Growing up in an ambiguous communal arrangement, Gelsomina is on the cusp of huge changes in her life. Cresto- Dina elaborates on the essence of this experience that Rohrwacher was searching for: “In a way, Gelsomina is Marta, the protagonist of Corpo Celeste, two years later. It’s in this strange and beautiful, complex and pretty painful moment where you transit from childhood to being a grown-up. This is very much that moment of perplexity, of struggling to find your identity, your place in the world and who you are.”

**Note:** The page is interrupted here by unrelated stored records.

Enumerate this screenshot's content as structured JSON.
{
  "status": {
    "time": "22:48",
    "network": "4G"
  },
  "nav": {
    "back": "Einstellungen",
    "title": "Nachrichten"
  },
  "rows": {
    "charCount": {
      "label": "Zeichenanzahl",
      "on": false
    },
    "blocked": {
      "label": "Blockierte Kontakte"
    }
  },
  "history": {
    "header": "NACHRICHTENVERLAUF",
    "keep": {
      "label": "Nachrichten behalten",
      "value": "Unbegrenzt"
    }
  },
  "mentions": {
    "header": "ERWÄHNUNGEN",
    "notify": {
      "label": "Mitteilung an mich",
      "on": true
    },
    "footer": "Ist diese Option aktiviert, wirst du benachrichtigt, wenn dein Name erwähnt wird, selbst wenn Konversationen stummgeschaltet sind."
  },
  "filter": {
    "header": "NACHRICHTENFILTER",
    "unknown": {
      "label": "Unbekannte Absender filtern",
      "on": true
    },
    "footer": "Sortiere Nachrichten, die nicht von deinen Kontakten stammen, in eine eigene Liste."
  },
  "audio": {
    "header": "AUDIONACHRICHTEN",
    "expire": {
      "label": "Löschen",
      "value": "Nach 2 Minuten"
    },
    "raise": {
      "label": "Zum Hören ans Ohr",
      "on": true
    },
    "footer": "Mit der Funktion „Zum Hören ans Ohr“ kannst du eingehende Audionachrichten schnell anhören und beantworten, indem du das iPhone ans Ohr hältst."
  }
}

Shot on 16mm film, blown up onto 35mm, The Wonders has incredibly rich textures and colours. These resonating impressions unfold like memories as Gelsomina navigates the reality of her high-pressure family life and the fantastical world of a television show. Following a chance encounter with a television crew, Gelsomina is enchanted by a reality TV competition rewarding contestants for their Italian traditionalism. “The idea wasn’t to make a critique or satire of television,” comments Cresto-Dina, “it was more like seeing it through the eyes of Gelsomina, like a fairytale vision appearing in her harsh and difficult world. “Beekeeping is extremely demanding, 24/7 work”, adds Cresto-Dina, “It’s been poeticised in so many films and books, but the reality is that it’s very hard work if you don’t do it as a hobby.”
Gelsomina identifies this TV contest as an opportunity to save the struggling beekeeping business that her father Wolfgang is fiercely trying to hold on to: “His idea is to try to defend his family from a modernity which is coming and he knows he can’t prevent, but he sees it in apocalyptic terms.”
The glamorous presenter, embodied by Monica Belucci, glows in her garish white costume like a holy apparition. When the two worlds eventually collide, Gelsomina idolises her: “Gelsomina’s world is so restricted, so closed, that even a super-tacky, and pretty ridiculous show on local television represents for her the big wide world that she is longing for.”